Criticism of military tactics is fair. That’s not antisemitism. But denying Israel’s right to exist, or excusing — even celebrating — the barbarity of Hamas? That’s something far darker.

We saw it on October 7th — the face of evil itself. Women and children slaughtered. Babies burned alive. Innocent people raped and dragged through the streets. And now, to see our own fellow citizens march in defense of that evil… that is nothing short of a moral collapse.

If the chants in our streets were, “Hamas, return the hostages — Israel, stop the bombing,” we could have a conversation.

But that’s not what we hear.

What we hear is open sympathy for genocidal hatred. And that is a chasm — not just from decency, but from humanity itself. And here lies the danger: that same hatred is taking root here — in Dearborn, in London, in Paris — not as horror, but as heroism. If we are not vigilant, the enemy Israel faces today will be the enemy the free world faces tomorrow.

This isn’t about politics. It’s about truth. It’s about the courage to call evil by its name and to say “Never again” — and mean it.

And you don’t have to open a Bible to understand this. But if you do — if you are a believer — then this issue cuts even deeper. Because the question becomes: what did God promise, and does He keep His word?

He told Abraham, “I will bless those who bless you, and curse those who curse you.” He promised to make Abraham the father of many nations and to give him “the whole land of Canaan.” And though Abraham had other sons, God reaffirmed that promise through Isaac. And then again through Isaac’s son, Jacob — Israel — saying: “The land I gave to Abraham and Isaac I give to you and to your descendants after you.”

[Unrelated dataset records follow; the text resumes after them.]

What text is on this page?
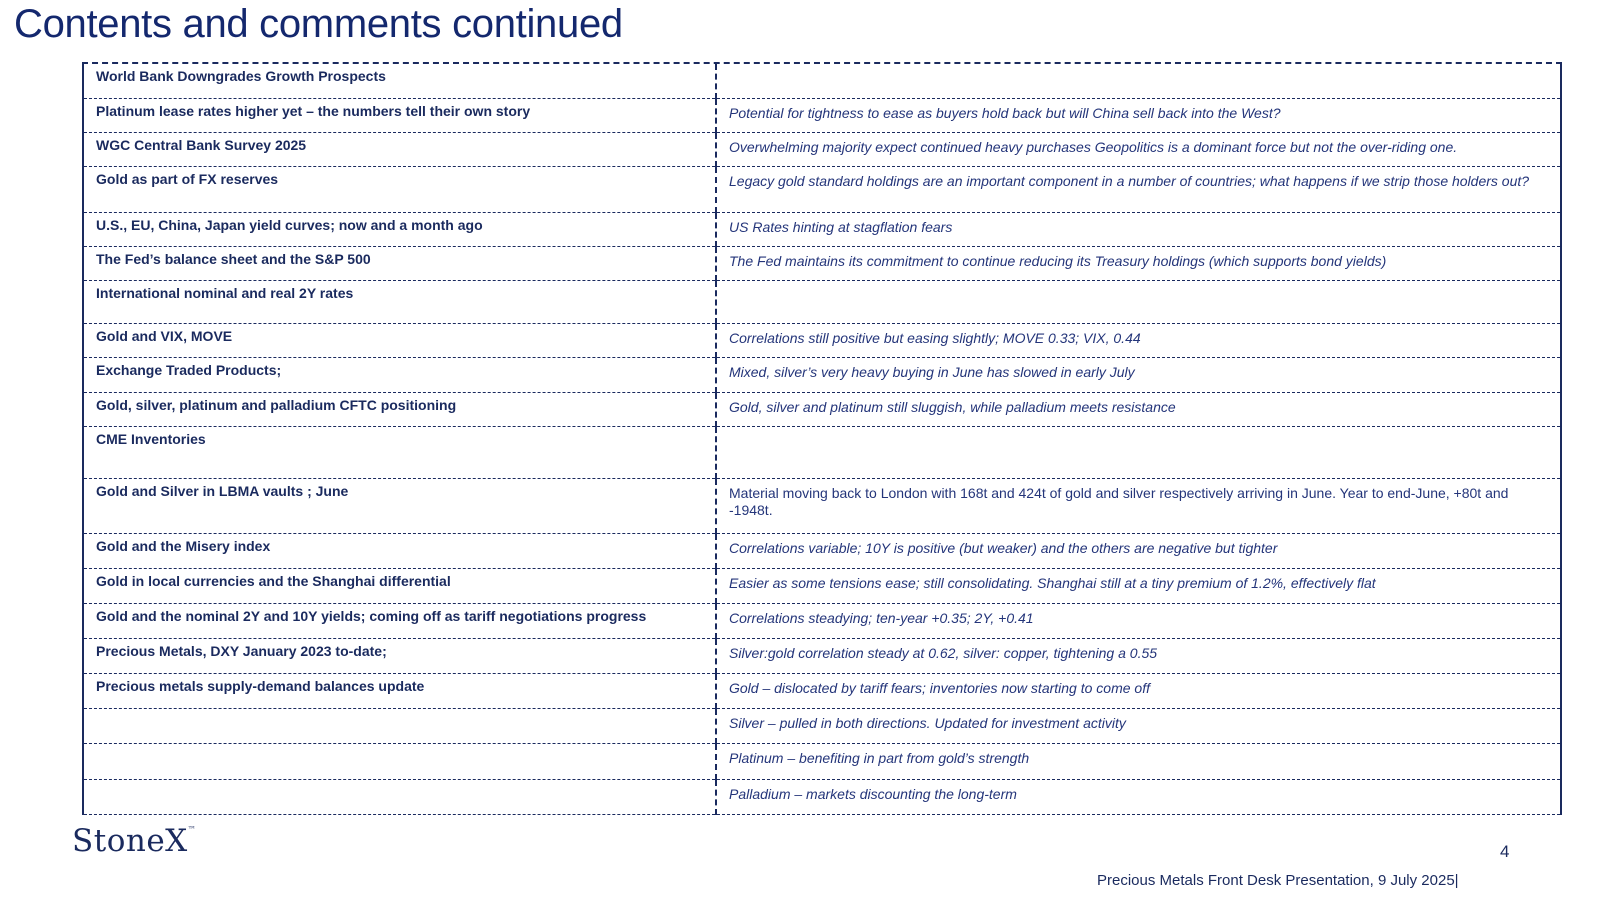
Contents and comments continued
World Bank Downgrades Growth Prospects	
Platinum lease rates higher yet – the numbers tell their own story	Potential for tightness to ease as buyers hold back but will China sell back into the West?
WGC Central Bank Survey 2025	Overwhelming majority expect continued heavy purchases Geopolitics is a dominant force but not the over-riding one.
Gold as part of FX reserves	Legacy gold standard holdings are an important component in a number of countries; what happens if we strip those holders out?
U.S., EU, China, Japan yield curves; now and a month ago	US Rates hinting at stagflation fears
The Fed’s balance sheet and the S&P 500	The Fed maintains its commitment to continue reducing its Treasury holdings (which supports bond yields)
International nominal and real 2Y rates	
Gold and VIX, MOVE	Correlations still positive but easing slightly; MOVE 0.33; VIX, 0.44
Exchange Traded Products;	Mixed, silver’s very heavy buying in June has slowed in early July
Gold, silver, platinum and palladium CFTC positioning	Gold, silver and platinum still sluggish, while palladium meets resistance
CME Inventories	
Gold and Silver in LBMA vaults ; June	Material moving back to London with 168t and 424t of gold and silver respectively arriving in June. Year to end-June, +80t and -1948t.
Gold and the Misery index	Correlations variable; 10Y is positive (but weaker) and the others are negative but tighter
Gold in local currencies and the Shanghai differential	Easier as some tensions ease; still consolidating. Shanghai still at a tiny premium of 1.2%, effectively flat
Gold and the nominal 2Y and 10Y yields; coming off as tariff negotiations progress	Correlations steadying; ten-year +0.35; 2Y, +0.41
Precious Metals, DXY January 2023 to-date;	Silver:gold correlation steady at 0.62, silver: copper, tightening a 0.55
Precious metals supply-demand balances update	Gold – dislocated by tariff fears; inventories now starting to come off
	Silver – pulled in both directions. Updated for investment activity
	Platinum – benefiting in part from gold’s strength
	Palladium – markets discounting the long-term
StoneX™
4
Precious Metals Front Desk Presentation, 9 July 2025|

That’s an everlasting promise.

And from those descendants came a child — born in Bethlehem — who claimed to be the Savior of the world. Jesus never rejected His title as “son of David,” the great King of Israel.

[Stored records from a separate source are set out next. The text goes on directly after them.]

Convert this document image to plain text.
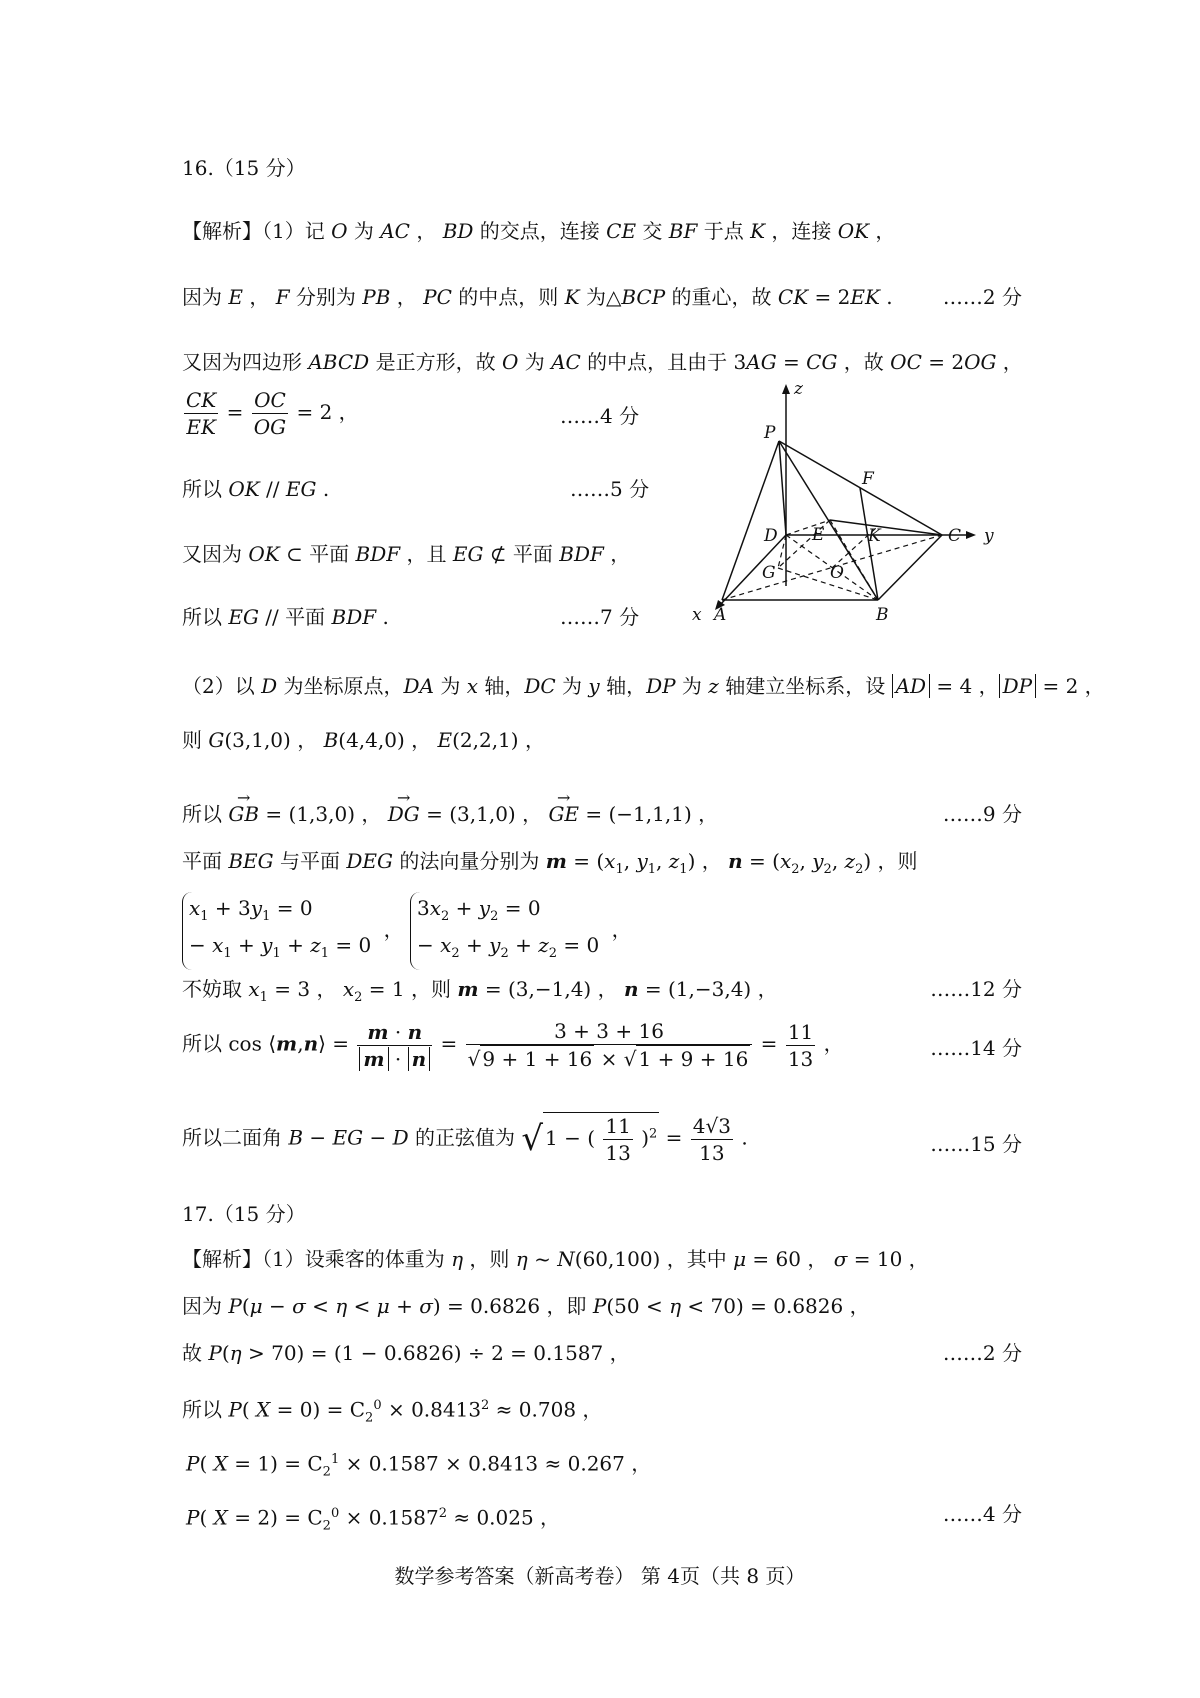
16.（15 分）
【解析】（1）记 O 为 AC ， BD 的交点，连接 CE 交 BF 于点 K ，连接 OK ，
因为 E ， F 分别为 PB ， PC 的中点，则 K 为△BCP 的重心，故 CK = 2EK .	……2 分
又因为四边形 ABCD 是正方形，故 O 为 AC 的中点，且由于 3AG = CG ，故 OC = 2OG ，
$\frac{CK}{EK} = \frac{OC}{OG} = 2$ ，	……4 分
所以 OK // EG .	……5 分
又因为 OK ⊂ 平面 BDF ，且 EG ⊄ 平面 BDF ，
所以 EG // 平面 BDF .	……7 分
z
P
F
D E	K	C y
G	O
x A	B
（2）以 D 为坐标原点，DA 为 x 轴，DC 为 y 轴，DP 为 z 轴建立坐标系，设 AD = 4 ， DP = 2 ，
则 G(3,1,0) ， B(4,4,0) ， E(2,2,1) ，
所以 → GB = (1,3,0) ， → DG = (3,1,0) ， → GE = (−1,1,1) ，	……9 分
平面 BEG 与平面 DEG 的法向量分别为 $m = (x_1$, $y_1$, $z_1$) ， $n = (x_2$, $y_2$, $z_2$) ，则
$x_1 + 3y_1 = 0$
− $x_1 + y_1 + z_1 = 0$ ， $3x_2 + y_2 = 0$
− $x_2 + y_2 + z_2 = 0$ ，
不妨取 $x_1 = 3$ ， $x_2 = 1$ ，则 m = (3,−1,4) ， n = (1,−3,4) ，	……12 分
所以 cos ⟨m,n⟩ = $\frac{m \cdot n}{m \cdot n} = \frac{3 + 3 + 16}{√ 9 + 1 + 16 \times √ 1 + 9 + 16} = \frac{11}{13}$ ，	……14 分
所以二面角 B − EG − D 的正弦值为 √ 1 − ( $\frac{11}{13} )^2 = \frac{4√3}{13}$ .	……15 分
17.（15 分）
【解析】（1）设乘客的体重为 η ，则 η ~ N(60,100) ，其中 μ = 60 ， σ = 10 ，
因为 P(μ − σ < η < μ + σ) = 0.6826 ，即 P(50 < η < 70) = 0.6826 ，
故 P(η > 70) = (1 − 0.6826) ÷ 2 = 0.1587 ，	……2 分
所以 P( $X = 0) = C_2^0 \times 0.8413^2 \approx 0.708$ ，
P( $X = 1) = C_2^1 \times 0.1587 \times 0.8413 \approx 0.267$ ，
P( $X = 2) = C_2^0 \times 0.1587^2 \approx 0.025$ ，	……4 分
数学参考答案（新高考卷） 第 4页（共 8 页）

He said plainly that He came “for the lost sheep of the house of Israel.” And when He returns, Scripture says He will return as “the Lion of the tribe of Judah.” And where do you think He will go? Back to His homeland — Israel.

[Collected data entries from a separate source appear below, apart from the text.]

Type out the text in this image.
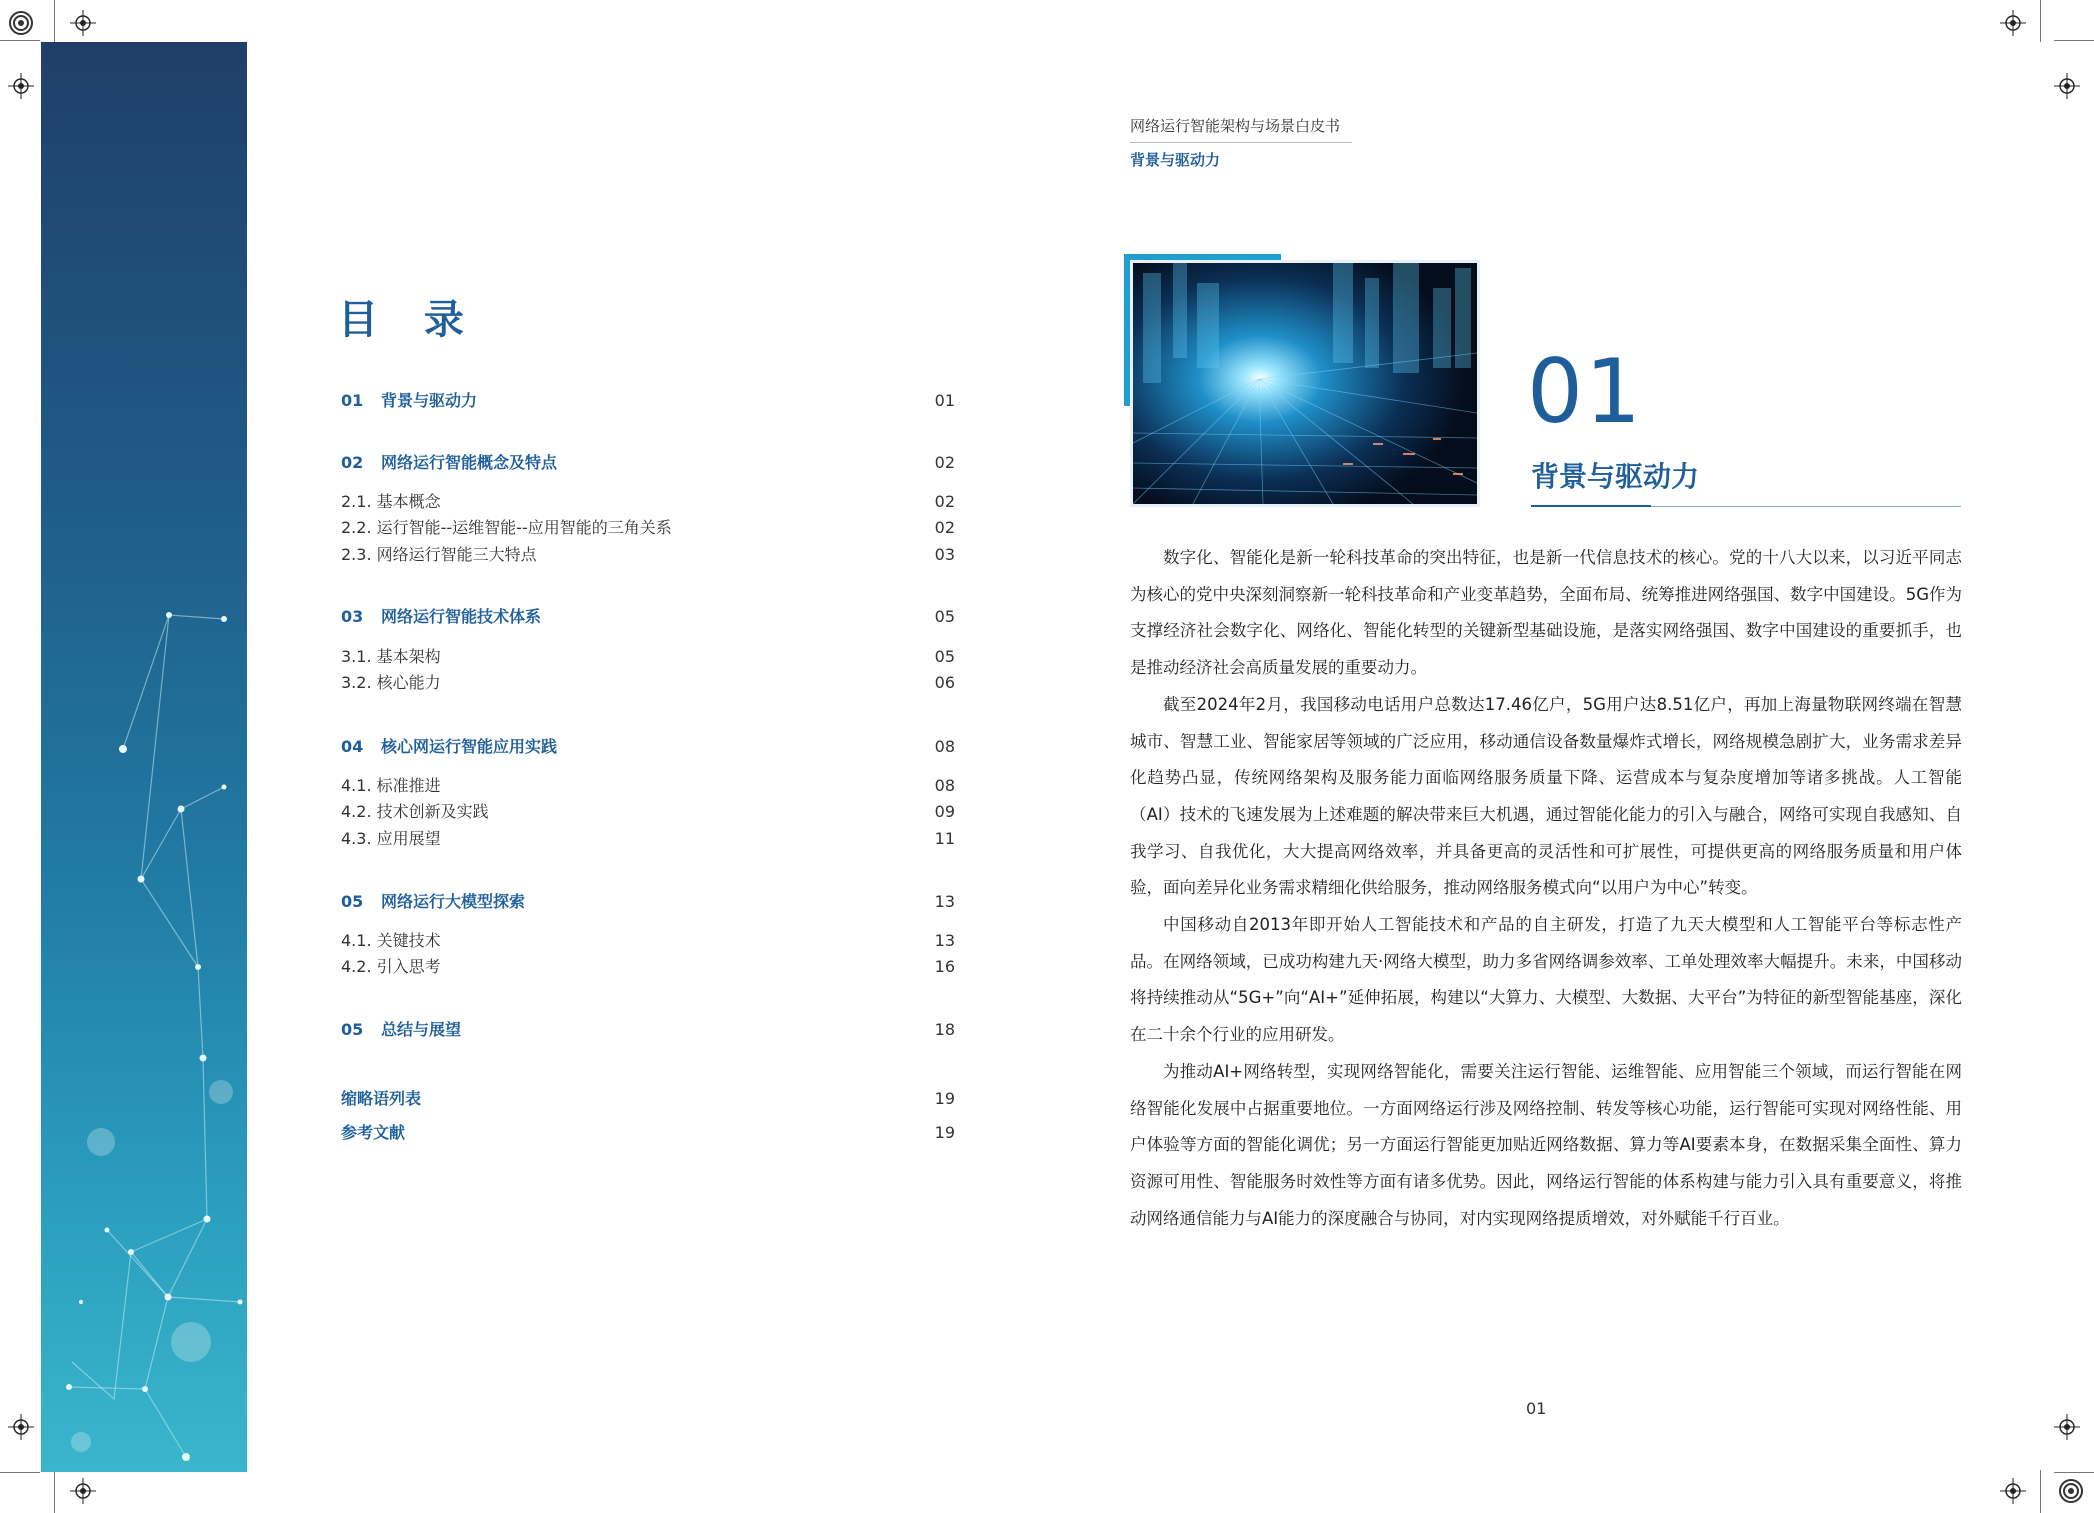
目 录
01 背景与驱动力	01
02 网络运行智能概念及特点	02
2.1. 基本概念	02
2.2. 运行智能--运维智能--应用智能的三角关系	02
2.3. 网络运行智能三大特点	03
03 网络运行智能技术体系	05
3.1. 基本架构	05
3.2. 核心能力	06
04 核心网运行智能应用实践	08
4.1. 标准推进	08
4.2. 技术创新及实践	09
4.3. 应用展望	11
05 网络运行大模型探索	13
4.1. 关键技术	13
4.2. 引入思考	16
05 总结与展望	18
缩略语列表	19
参考文献	19
网络运行智能架构与场景白皮书
背景与驱动力
01
背景与驱动力

数字化、智能化是新一轮科技革命的突出特征，也是新一代信息技术的核心。党的十八大以来，以习近平同志为核心的党中央深刻洞察新一轮科技革命和产业变革趋势，全面布局、统筹推进网络强国、数字中国建设。5G作为支撑经济社会数字化、网络化、智能化转型的关键新型基础设施，是落实网络强国、数字中国建设的重要抓手，也是推动经济社会高质量发展的重要动力。

截至2024年2月，我国移动电话用户总数达17.46亿户，5G用户达8.51亿户，再加上海量物联网终端在智慧城市、智慧工业、智能家居等领域的广泛应用，移动通信设备数量爆炸式增长，网络规模急剧扩大，业务需求差异化趋势凸显，传统网络架构及服务能力面临网络服务质量下降、运营成本与复杂度增加等诸多挑战。人工智能（AI）技术的飞速发展为上述难题的解决带来巨大机遇，通过智能化能力的引入与融合，网络可实现自我感知、自我学习、自我优化，大大提高网络效率，并具备更高的灵活性和可扩展性，可提供更高的网络服务质量和用户体验，面向差异化业务需求精细化供给服务，推动网络服务模式向“以用户为中心”转变。

中国移动自2013年即开始人工智能技术和产品的自主研发，打造了九天大模型和人工智能平台等标志性产品。在网络领域，已成功构建九天·网络大模型，助力多省网络调参效率、工单处理效率大幅提升。未来，中国移动将持续推动从“5G+”向“AI+”延伸拓展，构建以“大算力、大模型、大数据、大平台”为特征的新型智能基座，深化在二十余个行业的应用研发。

为推动AI+网络转型，实现网络智能化，需要关注运行智能、运维智能、应用智能三个领域，而运行智能在网络智能化发展中占据重要地位。一方面网络运行涉及网络控制、转发等核心功能，运行智能可实现对网络性能、用户体验等方面的智能化调优；另一方面运行智能更加贴近网络数据、算力等AI要素本身，在数据采集全面性、算力资源可用性、智能服务时效性等方面有诸多优势。因此，网络运行智能的体系构建与能力引入具有重要意义，将推动网络通信能力与AI能力的深度融合与协同，对内实现网络提质增效，对外赋能千行百业。

01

Tamir Kalifa / Stringer | Getty Images

And what will He find when He gets there? His brothers — or his brothers’ enemies? Will the roads where He once walked be preserved? Or will they lie in rubble, as Gaza does today? If what He finds looks like the aftermath of October 7th, then tell me — what will be my defense as a Christian?

Some Christians argue that God’s promises to Israel have been transferred exclusively to the Church. I don’t believe that. But even if you do, then ask yourself this: if we’ve inherited the promises, do we not also inherit the land? Can we claim the birthright and then, like Esau, treat it as worthless when the world tries to steal it?

So, when terrorists come to slaughter Israelis simply for living in the land promised to Abraham, will we stand by? Or will we step forward — into the line of fire — and say,

“Take me instead”?

Because this is not just about Israel’s right to exist.

It’s about whether we still know the difference between good and evil.

It’s about whether we still have the courage to stand where God stands.

And if we cannot — if we will not — then maybe the question isn’t whether Israel will survive. Maybe the question is whether we will.